From a technical perspective, the design and manufacture of trispecific antibodies remain challenging due to their intrinsic molecular complexity, manufacturing yields, stability, pharmacokinetics, and the potential immunogenicity issues that may arise. However, innovations in antibody engineering platforms, computational modeling, and quality assessment methods are progressively addressing these obstacles. Future developments are anticipated to further refine immune engagement strategies, broaden the therapeutic applications beyond oncology, and enable personalized combination therapies, all while meeting stringent regulatory requirements.
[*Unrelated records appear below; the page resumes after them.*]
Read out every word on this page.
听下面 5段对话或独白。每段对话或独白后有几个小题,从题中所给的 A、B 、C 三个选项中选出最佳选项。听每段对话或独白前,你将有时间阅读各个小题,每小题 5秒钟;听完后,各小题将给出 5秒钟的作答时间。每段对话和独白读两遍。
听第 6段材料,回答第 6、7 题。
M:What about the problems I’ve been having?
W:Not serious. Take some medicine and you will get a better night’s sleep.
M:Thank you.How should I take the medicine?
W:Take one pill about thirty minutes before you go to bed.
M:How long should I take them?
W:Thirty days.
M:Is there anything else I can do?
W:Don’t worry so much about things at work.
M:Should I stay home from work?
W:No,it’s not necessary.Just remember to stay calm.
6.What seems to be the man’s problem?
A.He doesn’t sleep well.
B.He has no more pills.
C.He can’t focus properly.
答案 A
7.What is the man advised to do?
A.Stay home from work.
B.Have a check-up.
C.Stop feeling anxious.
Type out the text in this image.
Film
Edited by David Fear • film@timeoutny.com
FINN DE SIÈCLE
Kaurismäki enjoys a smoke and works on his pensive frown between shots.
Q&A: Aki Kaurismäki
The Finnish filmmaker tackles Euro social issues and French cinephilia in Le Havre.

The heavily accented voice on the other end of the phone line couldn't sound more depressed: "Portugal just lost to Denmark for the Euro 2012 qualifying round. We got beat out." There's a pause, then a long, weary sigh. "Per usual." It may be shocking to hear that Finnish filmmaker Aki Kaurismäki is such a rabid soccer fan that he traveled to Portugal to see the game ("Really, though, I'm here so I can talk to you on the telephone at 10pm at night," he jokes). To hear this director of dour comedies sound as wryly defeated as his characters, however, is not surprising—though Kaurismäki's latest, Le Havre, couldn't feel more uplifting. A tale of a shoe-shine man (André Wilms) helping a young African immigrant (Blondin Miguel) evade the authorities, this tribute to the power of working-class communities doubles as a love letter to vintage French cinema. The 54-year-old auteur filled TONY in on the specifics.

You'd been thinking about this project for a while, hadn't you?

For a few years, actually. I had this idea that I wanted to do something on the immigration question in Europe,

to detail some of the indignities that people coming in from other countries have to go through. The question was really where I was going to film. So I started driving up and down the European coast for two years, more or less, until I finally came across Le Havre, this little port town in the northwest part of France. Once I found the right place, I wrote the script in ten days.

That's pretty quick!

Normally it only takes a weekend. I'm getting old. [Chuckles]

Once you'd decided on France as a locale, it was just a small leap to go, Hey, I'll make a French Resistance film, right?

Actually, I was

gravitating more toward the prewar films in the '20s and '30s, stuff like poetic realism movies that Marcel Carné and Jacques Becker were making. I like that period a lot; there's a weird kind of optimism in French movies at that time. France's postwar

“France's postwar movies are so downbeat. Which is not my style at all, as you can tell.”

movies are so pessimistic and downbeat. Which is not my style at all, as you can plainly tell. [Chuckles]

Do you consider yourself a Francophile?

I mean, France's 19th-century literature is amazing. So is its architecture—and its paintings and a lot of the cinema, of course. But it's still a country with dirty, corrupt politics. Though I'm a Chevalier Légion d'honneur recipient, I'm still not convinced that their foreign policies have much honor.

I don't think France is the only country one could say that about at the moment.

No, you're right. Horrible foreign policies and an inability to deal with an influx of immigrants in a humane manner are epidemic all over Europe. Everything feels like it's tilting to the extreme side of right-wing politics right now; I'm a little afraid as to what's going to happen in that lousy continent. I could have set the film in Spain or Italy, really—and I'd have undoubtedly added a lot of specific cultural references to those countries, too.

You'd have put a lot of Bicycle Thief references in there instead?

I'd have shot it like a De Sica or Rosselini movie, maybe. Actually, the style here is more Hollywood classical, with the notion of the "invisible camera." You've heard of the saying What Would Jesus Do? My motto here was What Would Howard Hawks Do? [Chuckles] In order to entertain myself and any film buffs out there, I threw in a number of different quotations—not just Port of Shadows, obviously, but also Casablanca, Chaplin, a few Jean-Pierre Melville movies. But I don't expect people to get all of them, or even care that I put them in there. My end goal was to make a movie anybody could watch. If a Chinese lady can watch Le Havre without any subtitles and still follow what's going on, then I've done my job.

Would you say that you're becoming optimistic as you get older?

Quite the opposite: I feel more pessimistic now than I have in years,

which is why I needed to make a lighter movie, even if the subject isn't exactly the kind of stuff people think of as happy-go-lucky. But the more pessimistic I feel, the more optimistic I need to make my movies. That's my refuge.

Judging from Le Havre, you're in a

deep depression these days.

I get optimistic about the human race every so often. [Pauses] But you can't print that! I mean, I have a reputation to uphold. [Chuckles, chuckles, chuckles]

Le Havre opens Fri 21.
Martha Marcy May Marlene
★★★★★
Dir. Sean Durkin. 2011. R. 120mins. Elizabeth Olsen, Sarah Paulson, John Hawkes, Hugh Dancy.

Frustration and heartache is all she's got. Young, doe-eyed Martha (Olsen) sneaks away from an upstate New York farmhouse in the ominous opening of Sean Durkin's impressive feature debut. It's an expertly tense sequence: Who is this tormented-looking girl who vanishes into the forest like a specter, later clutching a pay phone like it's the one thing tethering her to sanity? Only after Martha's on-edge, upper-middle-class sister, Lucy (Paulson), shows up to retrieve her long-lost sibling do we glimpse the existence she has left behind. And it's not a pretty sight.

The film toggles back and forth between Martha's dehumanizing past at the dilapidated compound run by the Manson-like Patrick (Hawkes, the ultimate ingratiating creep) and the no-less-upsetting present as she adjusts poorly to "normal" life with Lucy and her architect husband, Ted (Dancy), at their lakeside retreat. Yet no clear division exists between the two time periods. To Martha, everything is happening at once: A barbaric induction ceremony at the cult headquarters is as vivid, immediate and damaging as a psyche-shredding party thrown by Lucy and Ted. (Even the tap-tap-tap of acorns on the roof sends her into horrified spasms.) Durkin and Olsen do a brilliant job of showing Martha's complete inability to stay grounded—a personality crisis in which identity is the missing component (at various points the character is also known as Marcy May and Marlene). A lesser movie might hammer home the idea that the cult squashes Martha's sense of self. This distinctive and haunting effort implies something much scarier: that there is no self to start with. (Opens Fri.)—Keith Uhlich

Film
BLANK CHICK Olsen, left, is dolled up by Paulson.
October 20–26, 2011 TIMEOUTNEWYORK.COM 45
In conclusion, while trispecific antibodies have not yet received regulatory approval, their ongoing development and early clinical trial data suggest that they may soon fill critical therapeutic gaps in cancer treatment and potentially other challenging disease areas. Their multifaceted mode of action, combined with advanced engineering capabilities, positions them as a promising modality for achieving improved clinical outcomes and enhanced patient benefit. Continued research into optimizing these molecules, addressing manufacturing challenges, and understanding clinical efficacy will ultimately determine their role in the future of precision medicine.